Smelling the wedge issue boiling, Cooper resisted the bait.
So why did North Carolina get involved in the Virginia case? Not because there was any applicable issue here in North Carolina, but because the South Carolina attorney general asked. And even more important, McCrory and his political advisers saw an opportunity to create an emotional campaign issue. Nothing more, nothing less.
The governor’s next chance to elevate the issue came a few months later when the city of Charlotte prepared to take up its non-discrimination ordinance. Even though the Charlotte law is nearly identical to ones working smoothly in more than 200 U.S communities, the governor warned Charlotte leaders if they passed the ordinance, the legislature would intervene – and he’d back it.
Charlotte passed the ordinance, the legislature and McCrory sprang into action and the rest, sadly, is tragic history.

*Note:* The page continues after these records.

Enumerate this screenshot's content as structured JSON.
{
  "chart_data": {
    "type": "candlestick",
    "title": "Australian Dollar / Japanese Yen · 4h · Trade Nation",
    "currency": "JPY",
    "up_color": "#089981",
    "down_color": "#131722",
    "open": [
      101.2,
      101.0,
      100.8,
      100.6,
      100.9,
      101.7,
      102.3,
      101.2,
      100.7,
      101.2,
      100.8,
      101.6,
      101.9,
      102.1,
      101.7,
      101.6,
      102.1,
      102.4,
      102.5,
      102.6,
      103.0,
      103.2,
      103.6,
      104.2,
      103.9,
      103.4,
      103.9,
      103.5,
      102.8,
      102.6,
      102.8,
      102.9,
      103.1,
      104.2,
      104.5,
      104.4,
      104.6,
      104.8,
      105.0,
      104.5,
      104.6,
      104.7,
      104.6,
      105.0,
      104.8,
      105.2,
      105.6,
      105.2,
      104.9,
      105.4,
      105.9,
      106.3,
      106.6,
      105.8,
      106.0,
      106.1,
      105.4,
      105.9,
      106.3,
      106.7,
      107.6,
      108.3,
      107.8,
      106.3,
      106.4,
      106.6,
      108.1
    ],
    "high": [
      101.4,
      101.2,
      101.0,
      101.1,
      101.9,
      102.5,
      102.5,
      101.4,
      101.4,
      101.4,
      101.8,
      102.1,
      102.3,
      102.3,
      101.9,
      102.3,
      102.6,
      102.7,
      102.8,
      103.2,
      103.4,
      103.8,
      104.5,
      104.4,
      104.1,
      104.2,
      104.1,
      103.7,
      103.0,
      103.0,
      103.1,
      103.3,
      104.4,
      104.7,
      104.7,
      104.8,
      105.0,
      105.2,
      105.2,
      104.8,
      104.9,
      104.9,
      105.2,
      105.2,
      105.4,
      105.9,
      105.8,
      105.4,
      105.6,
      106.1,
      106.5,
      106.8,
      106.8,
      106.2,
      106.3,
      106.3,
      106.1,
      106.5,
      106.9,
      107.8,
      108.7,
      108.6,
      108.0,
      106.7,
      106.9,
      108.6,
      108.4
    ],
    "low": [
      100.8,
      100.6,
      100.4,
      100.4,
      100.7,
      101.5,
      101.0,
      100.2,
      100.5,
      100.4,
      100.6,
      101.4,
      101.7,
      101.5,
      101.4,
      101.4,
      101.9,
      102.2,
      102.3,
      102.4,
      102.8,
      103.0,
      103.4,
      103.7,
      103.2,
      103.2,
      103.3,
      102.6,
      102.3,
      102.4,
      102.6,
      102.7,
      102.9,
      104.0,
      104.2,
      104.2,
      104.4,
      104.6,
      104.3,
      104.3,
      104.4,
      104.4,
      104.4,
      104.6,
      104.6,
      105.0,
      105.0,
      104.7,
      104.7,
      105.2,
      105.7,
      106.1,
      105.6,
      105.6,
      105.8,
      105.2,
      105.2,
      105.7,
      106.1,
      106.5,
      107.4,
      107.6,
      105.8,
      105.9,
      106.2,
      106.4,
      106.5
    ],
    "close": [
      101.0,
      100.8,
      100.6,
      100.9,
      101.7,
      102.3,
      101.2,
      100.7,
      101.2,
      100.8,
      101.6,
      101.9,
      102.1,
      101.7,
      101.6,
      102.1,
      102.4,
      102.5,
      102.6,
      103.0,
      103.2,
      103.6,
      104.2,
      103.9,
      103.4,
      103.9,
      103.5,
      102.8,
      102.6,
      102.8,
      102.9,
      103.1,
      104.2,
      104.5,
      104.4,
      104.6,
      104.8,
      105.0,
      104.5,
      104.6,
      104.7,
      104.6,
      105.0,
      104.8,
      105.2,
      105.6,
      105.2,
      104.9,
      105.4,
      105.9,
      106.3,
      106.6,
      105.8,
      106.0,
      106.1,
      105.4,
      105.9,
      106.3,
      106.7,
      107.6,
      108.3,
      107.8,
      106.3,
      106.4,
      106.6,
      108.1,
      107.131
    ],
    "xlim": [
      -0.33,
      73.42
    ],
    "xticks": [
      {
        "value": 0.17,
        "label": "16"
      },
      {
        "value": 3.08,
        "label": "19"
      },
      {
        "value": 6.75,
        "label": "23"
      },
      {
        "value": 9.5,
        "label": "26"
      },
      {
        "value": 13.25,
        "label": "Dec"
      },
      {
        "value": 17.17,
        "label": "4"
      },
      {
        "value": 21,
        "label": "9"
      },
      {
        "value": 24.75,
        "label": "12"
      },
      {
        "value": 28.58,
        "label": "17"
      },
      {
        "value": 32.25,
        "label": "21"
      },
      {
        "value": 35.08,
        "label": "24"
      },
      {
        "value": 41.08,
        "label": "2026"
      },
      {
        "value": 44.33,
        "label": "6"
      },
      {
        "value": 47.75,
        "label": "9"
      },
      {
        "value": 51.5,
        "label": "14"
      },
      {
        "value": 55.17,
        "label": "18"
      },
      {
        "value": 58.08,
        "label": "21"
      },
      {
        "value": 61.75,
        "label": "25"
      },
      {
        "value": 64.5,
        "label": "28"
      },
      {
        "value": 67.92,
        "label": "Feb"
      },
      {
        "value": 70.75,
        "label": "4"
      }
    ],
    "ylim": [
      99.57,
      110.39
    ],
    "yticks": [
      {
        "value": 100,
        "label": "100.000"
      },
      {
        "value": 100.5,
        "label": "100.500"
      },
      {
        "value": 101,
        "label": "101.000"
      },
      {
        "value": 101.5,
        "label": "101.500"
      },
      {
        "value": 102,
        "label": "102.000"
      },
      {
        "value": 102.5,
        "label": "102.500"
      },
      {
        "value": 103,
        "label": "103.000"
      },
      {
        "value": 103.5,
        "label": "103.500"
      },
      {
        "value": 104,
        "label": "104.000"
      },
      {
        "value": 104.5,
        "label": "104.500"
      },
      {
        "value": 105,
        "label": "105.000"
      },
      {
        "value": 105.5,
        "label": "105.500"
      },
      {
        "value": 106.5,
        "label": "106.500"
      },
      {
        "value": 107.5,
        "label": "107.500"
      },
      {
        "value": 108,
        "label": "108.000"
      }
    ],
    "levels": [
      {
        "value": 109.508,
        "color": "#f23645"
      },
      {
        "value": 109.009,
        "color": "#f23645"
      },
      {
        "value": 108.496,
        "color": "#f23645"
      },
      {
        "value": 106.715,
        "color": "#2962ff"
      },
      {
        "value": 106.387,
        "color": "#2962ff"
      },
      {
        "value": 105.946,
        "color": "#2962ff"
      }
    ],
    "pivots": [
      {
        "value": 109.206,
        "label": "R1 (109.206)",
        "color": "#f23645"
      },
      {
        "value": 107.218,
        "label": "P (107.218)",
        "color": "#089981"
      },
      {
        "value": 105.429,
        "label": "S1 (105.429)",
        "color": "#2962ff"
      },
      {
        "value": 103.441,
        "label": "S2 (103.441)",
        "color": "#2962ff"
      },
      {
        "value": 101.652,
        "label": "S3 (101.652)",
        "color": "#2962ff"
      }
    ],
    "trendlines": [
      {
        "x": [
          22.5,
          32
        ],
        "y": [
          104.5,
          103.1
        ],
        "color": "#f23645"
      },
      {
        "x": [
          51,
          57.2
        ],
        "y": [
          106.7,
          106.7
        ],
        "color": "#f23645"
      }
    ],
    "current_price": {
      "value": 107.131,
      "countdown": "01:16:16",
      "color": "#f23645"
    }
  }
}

Let’s be clear – HB2 was created NOT because of any danger to the women and children of North Carolina. That argument is bogus. No one has been able to point at a single incident that would have been covered by the law. Children face greater threats, as has been amply covered in the news lately, from predators in clown suits or Santa costumes.
HB2 was all about partisan politics and unnecessary fear. Now, the lawmakers who put North Carolina in this mess need to fix it.
Senate Minority Leader Dan Blue, D-Wake, has called for an immediate special session to repeal HB2. But it’s highly unlikely before Election Day, given the unwavering stand by McCrory, Lt.Gov. Dan Forest and the legislative leadership.
So, that leaves it in the hands of the voters.
With campaigns in full swing across the state, it is the perfect opportunity for voters to take notice of where office-seekers stand on HB2 and whether they will vote to repeal it.
We’ll be polling the candidates and will tell you where they stand. In the meantime, if you haven’t registered to vote, do it and then exercise that critical right.